One of the most dreadful consequences of shipwreck is, when a remnant of the crew, cast off in an open boat, are reduced, by extremity of hunger, to determine by lot, which of them shall first be made the food of his companions. Even in such calamity, this perverse and bitter spirit contrives to find matter for merriment. He laughed in himself when he wrote the stanzas, and tries to make his readers laugh; though they must feel indignant with themselves if they give way to the impulse.

I conclude my letter with two sayings of Bishop Horne’s. “He who sacrifices religion to wit, like the people mentioned by Ælian, worships a fly, and offers up an ox to it.” Again; “Sir Peter Lely made it a rule, never to look at a bad picture, having found, by experience, that, whenever he did so, his pencil took a tint from it. Apply this to bad books and bad company.”

However brilliant the talents of a writer may be, yet, if a book has a tendency to produce a bad effect upon the moral habits of the mind, that book is a bad book.

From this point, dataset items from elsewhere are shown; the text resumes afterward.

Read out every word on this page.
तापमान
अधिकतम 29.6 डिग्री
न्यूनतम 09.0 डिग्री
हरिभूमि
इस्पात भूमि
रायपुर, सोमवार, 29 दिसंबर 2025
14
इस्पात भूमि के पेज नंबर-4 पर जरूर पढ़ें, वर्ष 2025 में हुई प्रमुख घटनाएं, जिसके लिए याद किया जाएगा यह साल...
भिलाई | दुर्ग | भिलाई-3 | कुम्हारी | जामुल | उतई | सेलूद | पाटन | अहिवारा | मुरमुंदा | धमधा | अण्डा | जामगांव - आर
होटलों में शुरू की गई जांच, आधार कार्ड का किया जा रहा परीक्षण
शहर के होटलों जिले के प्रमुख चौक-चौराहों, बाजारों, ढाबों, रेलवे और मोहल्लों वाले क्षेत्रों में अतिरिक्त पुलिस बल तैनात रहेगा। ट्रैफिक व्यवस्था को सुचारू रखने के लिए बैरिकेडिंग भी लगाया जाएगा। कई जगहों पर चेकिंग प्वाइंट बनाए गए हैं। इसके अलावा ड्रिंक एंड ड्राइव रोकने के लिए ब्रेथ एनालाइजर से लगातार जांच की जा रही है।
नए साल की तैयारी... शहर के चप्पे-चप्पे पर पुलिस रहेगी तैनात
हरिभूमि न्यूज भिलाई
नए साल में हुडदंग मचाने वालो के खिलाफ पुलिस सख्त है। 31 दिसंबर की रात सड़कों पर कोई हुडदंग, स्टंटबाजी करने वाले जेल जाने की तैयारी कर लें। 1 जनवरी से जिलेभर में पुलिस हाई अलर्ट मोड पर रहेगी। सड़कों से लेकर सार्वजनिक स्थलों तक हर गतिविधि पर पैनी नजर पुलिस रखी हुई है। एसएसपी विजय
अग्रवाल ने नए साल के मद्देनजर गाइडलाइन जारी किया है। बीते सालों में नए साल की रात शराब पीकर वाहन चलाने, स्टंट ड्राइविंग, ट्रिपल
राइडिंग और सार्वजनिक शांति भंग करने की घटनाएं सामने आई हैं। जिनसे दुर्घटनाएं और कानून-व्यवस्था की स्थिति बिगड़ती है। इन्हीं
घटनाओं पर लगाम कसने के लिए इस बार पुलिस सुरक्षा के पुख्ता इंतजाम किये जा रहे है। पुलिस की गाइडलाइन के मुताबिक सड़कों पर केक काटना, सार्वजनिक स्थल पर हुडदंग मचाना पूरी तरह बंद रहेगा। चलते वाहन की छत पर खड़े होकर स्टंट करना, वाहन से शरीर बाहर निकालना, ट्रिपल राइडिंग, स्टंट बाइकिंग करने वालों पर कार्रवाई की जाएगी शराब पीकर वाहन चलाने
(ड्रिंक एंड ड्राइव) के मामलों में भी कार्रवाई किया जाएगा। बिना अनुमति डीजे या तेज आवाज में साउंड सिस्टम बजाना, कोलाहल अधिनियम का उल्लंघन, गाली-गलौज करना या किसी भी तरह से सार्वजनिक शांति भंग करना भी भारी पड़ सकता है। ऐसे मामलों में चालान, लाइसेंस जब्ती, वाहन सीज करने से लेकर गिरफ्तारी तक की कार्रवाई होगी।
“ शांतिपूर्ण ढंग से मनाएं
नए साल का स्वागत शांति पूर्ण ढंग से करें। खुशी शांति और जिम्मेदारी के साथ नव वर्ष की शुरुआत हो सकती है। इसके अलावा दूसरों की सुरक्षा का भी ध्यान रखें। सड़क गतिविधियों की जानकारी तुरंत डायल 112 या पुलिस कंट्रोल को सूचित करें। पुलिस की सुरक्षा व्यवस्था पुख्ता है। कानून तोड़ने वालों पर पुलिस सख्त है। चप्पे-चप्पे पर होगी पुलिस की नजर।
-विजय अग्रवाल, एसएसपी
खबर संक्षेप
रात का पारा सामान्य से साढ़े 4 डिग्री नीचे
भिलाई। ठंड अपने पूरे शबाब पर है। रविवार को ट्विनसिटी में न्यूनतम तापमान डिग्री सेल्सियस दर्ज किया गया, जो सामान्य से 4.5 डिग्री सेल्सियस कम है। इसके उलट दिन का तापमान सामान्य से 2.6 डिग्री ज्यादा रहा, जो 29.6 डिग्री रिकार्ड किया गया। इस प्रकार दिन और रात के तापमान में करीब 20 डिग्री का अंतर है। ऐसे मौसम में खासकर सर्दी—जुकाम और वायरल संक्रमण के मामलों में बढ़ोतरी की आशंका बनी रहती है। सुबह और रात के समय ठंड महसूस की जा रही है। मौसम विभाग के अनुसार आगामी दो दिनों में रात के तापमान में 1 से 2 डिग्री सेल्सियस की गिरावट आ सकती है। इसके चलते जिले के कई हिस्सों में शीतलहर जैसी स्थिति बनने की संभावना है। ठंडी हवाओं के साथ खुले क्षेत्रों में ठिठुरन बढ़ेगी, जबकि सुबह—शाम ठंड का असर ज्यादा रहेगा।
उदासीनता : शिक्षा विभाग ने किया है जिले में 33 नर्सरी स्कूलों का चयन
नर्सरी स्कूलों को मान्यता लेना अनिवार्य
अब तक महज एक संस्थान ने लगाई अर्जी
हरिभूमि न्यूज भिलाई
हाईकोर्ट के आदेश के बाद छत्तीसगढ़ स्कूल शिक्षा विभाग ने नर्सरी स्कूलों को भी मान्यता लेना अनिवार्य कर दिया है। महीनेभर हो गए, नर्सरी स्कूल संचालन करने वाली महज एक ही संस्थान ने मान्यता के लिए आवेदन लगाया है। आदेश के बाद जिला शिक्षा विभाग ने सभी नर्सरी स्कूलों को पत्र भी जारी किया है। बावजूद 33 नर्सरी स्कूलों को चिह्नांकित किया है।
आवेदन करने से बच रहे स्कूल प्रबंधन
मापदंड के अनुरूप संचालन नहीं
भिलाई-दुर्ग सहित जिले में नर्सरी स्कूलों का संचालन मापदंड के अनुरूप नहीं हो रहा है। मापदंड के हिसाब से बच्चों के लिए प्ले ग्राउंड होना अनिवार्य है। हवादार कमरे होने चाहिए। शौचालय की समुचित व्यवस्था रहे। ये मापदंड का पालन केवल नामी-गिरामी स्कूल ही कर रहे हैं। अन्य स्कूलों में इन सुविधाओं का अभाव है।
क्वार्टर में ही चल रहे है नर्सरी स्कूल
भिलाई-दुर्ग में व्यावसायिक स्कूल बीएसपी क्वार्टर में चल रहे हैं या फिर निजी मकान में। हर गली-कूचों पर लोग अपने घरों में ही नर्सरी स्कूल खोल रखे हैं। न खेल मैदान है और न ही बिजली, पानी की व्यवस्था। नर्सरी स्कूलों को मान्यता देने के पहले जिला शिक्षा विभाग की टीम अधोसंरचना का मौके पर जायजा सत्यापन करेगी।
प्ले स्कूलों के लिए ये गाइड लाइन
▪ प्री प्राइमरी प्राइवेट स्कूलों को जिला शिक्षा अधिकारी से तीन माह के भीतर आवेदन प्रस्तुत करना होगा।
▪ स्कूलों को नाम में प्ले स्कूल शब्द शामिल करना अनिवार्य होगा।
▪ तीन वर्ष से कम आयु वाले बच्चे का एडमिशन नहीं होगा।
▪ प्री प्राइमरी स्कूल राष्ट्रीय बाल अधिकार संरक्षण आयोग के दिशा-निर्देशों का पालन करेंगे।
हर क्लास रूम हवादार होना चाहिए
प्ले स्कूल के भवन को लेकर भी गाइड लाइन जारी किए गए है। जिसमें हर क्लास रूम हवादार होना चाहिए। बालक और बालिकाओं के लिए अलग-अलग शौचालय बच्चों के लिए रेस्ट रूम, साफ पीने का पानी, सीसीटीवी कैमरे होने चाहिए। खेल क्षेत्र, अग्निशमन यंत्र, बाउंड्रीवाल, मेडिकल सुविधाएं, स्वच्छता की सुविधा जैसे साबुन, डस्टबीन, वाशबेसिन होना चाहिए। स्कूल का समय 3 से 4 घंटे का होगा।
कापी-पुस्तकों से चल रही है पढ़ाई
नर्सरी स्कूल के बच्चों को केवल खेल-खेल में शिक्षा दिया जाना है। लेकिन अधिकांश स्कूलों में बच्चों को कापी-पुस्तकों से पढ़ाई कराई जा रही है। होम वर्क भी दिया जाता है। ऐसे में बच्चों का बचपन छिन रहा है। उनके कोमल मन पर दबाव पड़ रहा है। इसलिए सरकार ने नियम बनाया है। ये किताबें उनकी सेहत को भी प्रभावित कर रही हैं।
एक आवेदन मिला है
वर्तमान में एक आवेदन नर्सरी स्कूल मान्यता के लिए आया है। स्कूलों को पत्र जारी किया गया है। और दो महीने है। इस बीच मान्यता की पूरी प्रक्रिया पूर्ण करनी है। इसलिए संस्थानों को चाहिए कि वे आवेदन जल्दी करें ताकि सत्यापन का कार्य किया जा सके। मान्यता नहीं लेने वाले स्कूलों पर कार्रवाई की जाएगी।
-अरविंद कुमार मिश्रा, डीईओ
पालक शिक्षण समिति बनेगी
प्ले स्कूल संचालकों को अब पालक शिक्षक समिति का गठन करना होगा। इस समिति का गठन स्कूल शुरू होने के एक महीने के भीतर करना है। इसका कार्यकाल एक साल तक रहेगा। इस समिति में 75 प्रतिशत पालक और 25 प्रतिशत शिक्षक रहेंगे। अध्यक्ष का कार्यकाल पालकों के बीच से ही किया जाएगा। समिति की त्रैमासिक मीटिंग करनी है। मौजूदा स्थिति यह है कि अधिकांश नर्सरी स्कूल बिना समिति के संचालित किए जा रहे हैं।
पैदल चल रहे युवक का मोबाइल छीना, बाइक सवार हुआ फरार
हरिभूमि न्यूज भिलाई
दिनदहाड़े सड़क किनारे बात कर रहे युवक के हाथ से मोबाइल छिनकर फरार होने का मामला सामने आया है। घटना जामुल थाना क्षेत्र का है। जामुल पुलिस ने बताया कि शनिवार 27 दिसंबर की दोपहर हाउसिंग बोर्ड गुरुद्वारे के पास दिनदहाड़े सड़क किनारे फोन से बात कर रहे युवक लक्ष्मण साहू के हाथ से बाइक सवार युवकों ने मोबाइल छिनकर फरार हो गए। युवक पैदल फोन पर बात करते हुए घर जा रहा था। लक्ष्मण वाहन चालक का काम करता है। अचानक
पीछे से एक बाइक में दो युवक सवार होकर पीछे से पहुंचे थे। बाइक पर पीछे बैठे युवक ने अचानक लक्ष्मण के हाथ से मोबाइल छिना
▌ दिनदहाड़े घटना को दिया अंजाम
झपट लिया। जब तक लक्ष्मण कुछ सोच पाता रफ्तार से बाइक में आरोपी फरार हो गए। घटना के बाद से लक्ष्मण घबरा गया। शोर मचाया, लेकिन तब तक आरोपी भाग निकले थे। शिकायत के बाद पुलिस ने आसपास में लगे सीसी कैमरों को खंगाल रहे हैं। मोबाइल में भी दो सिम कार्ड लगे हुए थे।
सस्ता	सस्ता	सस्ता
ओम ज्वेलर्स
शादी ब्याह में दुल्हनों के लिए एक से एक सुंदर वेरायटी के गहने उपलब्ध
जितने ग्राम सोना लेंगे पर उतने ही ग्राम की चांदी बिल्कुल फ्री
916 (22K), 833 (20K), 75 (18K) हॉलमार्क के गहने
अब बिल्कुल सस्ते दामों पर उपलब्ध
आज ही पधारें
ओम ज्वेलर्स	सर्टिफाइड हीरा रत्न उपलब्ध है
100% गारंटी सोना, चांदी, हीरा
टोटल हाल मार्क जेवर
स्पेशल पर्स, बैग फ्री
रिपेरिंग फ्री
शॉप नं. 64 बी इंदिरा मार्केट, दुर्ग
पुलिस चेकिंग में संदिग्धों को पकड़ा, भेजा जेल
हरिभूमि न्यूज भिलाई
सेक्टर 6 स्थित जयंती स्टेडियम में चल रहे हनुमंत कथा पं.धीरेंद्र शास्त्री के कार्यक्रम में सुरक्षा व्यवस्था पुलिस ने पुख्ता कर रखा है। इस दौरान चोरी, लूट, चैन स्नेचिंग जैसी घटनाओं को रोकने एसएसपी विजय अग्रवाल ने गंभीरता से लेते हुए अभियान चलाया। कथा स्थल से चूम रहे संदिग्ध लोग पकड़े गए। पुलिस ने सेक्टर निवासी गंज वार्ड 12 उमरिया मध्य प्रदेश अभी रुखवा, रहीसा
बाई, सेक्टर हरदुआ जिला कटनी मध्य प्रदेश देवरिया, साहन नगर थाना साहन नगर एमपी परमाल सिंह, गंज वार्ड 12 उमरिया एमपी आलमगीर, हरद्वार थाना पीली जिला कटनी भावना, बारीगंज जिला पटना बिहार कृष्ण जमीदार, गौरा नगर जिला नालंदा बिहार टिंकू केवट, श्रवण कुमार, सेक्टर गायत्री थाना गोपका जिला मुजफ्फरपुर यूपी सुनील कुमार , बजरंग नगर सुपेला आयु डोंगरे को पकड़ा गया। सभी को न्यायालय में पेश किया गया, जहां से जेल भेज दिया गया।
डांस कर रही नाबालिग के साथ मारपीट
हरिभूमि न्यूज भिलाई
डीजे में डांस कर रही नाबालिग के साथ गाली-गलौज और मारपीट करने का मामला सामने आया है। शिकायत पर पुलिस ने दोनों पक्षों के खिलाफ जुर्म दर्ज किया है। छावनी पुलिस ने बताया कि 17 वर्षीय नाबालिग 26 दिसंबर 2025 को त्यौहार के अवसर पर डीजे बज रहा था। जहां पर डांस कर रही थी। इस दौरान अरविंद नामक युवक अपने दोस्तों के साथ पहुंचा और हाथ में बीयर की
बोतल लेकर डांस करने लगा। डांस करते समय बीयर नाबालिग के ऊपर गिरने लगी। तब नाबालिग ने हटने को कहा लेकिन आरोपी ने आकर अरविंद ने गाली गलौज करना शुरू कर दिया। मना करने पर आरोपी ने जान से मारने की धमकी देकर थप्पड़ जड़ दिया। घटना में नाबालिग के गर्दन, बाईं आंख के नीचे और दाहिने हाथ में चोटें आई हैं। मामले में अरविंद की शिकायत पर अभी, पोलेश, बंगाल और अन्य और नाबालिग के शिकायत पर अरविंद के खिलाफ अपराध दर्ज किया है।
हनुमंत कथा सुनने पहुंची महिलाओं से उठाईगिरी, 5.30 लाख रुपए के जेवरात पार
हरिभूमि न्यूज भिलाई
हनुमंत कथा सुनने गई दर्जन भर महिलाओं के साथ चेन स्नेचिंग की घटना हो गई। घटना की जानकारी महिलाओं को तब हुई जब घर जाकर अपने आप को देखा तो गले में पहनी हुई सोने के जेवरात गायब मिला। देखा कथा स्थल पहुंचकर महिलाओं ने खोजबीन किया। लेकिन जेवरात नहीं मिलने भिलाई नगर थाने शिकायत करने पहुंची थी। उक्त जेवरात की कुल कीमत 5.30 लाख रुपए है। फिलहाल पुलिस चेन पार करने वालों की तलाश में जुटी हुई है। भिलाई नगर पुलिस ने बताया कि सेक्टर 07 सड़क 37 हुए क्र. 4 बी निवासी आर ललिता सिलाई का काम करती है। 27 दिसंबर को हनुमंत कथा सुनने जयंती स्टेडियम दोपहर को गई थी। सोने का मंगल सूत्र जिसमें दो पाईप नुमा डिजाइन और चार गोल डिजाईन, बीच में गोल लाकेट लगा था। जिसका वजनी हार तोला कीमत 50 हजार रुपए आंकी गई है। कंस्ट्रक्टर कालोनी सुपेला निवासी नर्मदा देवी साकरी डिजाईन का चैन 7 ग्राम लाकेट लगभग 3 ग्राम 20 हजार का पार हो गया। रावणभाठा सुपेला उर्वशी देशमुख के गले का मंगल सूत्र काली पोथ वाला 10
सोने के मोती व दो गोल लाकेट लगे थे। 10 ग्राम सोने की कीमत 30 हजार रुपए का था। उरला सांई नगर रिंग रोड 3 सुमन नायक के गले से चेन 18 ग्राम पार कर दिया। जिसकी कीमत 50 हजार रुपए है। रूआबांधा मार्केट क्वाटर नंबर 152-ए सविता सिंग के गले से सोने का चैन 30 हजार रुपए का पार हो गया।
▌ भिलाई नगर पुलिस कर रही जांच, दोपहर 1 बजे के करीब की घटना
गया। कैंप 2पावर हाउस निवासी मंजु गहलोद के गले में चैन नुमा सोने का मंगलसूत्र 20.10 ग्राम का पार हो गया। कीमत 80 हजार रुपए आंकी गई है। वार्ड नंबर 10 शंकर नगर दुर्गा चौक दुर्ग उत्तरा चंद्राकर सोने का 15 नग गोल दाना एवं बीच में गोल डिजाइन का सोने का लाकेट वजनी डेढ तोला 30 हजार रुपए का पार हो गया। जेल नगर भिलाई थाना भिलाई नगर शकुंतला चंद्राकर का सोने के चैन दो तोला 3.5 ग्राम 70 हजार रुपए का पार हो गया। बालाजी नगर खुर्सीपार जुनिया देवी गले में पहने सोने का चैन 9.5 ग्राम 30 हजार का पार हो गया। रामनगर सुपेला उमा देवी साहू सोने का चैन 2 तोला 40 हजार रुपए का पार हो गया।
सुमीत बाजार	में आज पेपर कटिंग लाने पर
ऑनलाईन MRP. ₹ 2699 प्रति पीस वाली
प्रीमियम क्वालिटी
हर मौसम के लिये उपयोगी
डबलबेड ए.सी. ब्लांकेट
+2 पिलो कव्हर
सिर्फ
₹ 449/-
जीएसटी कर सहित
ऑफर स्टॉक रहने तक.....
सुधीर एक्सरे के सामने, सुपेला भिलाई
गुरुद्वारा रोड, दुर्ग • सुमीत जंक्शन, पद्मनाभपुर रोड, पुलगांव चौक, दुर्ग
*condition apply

“When I behold a genius bright and base,
Of tow’ring talents, and terrestrial aims;
Methinks I see, as thrown from her high sphere,
The glorious fragments of a soul immortal,
With rubbish mixt, and glitt’ring in the dust.”

I remain,
My dear Nephew,
Your affectionate Uncle.

147:1 Rev. Hugh James Rose.

155:1 Childe Harold and the four first tales (I am speaking only of the larger works) are most free from objection, at the same time that they are the most beautiful and interesting.

159:1 The Loss of the Kent, and Narratives of the Shipwrecks of the Lady Hobart packet, the Cabalva, &c. &c.